Runstedtler—whose first book, the award-winning Jack Johnson, Rebel Sojourner, chronicled the life of the first Black world heavyweight champion—says her most recent title had been percolating in her head since the mid-’90s, when she worked for three seasons as a Toronto Raptors Dance Pak member and saw firsthand the racial politics at play on the hardwood. “I was a quiet person, a university student, and I liked to observe. Even from the vantage point of a dancer, I could see how we were managed and made to fit a mold,” says the Ontario native.
 
“We didn’t look like the typical NBA dance team,” Runstedtler writes. “We were more urban athletic than sexy glamour. There was no fixation on weight. Paying homage to African American hip-hop culture, we wore coveralls, bandannas, and sequined jerseys, and we danced to the latest rap and R&B hits.”
 
But when the team was sold in 1998 to Maple Leaf Sports and Entertainment, the dancers became “skinnier, whiter, blonder.” Busta Rhymes and Notorious B.I.G. gave way to Will Smith and Motown. “We were there to entertain the folks on the floor and in the boxes—not to appeal to the people [of color] in the nosebleeds.”

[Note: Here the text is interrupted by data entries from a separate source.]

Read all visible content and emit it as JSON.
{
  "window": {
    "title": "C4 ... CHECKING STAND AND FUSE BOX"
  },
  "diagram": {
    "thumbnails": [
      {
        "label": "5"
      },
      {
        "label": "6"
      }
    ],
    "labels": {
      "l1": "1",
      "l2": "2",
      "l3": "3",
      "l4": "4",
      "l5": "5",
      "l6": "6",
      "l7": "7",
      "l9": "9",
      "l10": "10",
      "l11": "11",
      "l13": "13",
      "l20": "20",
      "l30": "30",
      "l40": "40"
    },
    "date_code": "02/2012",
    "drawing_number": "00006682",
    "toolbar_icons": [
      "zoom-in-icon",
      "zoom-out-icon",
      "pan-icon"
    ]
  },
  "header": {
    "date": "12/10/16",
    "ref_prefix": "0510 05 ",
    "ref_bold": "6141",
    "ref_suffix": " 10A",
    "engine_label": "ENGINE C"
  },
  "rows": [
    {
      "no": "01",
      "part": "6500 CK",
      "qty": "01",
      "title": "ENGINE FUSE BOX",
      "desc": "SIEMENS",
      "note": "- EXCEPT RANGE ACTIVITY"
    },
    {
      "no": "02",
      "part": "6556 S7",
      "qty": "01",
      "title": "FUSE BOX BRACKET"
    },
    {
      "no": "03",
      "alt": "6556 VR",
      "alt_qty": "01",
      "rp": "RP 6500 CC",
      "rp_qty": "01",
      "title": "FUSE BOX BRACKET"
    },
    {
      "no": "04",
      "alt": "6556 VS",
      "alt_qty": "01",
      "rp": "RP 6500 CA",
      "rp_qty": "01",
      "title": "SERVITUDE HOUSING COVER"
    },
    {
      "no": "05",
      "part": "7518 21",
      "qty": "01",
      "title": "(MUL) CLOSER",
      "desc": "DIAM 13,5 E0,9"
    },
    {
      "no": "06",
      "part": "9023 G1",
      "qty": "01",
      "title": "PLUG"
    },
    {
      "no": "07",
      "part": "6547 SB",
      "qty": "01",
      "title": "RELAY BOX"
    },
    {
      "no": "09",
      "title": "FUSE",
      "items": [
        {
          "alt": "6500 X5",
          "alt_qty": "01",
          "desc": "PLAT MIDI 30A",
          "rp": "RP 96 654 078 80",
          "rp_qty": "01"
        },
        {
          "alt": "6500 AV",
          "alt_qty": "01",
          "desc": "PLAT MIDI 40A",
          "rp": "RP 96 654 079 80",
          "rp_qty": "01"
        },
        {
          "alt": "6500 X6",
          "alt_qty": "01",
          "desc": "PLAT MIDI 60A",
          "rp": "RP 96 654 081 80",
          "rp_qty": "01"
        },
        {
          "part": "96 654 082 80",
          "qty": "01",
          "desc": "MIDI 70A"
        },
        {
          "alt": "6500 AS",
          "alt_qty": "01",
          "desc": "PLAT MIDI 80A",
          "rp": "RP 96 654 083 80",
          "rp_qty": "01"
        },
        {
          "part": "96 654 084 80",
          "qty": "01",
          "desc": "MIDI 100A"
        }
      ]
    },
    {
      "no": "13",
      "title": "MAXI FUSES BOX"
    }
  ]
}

Black Ball comes at a moment when athletes are more outspoken than ever on social justice issues, from the murder of George Floyd to the wrongful detainment of Brittney Griner in Russia. But Runstedtler warns against conflating the activism of players like Lebron James, Kevin Durant, and Steph Curry with the politics of the league.
 
“When I first started this project, people would always say, ‘But the NBA is the most progressive league,’” Runstedtler says. “And I would say, ‘Well, it is, but how low is the bar?’” She says the NBA realized, through the growing success of the Women’s National Basketball Association, that it’s possible to leverage being progressive into a successful branding strategy and that it needs to “toe a more careful line” because of its past struggles with the players, who have unmediated access to fans through social media. 
 
“If the NBA has become more progressive in the way it treats its players in terms of their pensions and guaranteed contracts, it’s because the players made it so,” she says. “I don’t think Commissioner [Adam] Silver would be as quick to declare that he supports players’ rights to free speech around the [Black Lives Matter] protests if the players’ union wasn’t as strong as it is.” 
 
Both NBA and WNBA players are closely associated with African American politics and culture—and the fans have followed them there, Runstedtler says. “The league can no longer clamp down on someone like Ja Morant [the Memphis Grizzlies point guard who was suspended after flashing a gun at a Colorado nightclub] and say, ‘This guy is a thug.’ That can’t be the narrative anymore. It just shows how far the players have pushed the league, how much power the players have, and how the fan base has shifted since the 1970s.
 
“There has been a truce, but those politics are never that far from the surface. They can activate at any time.”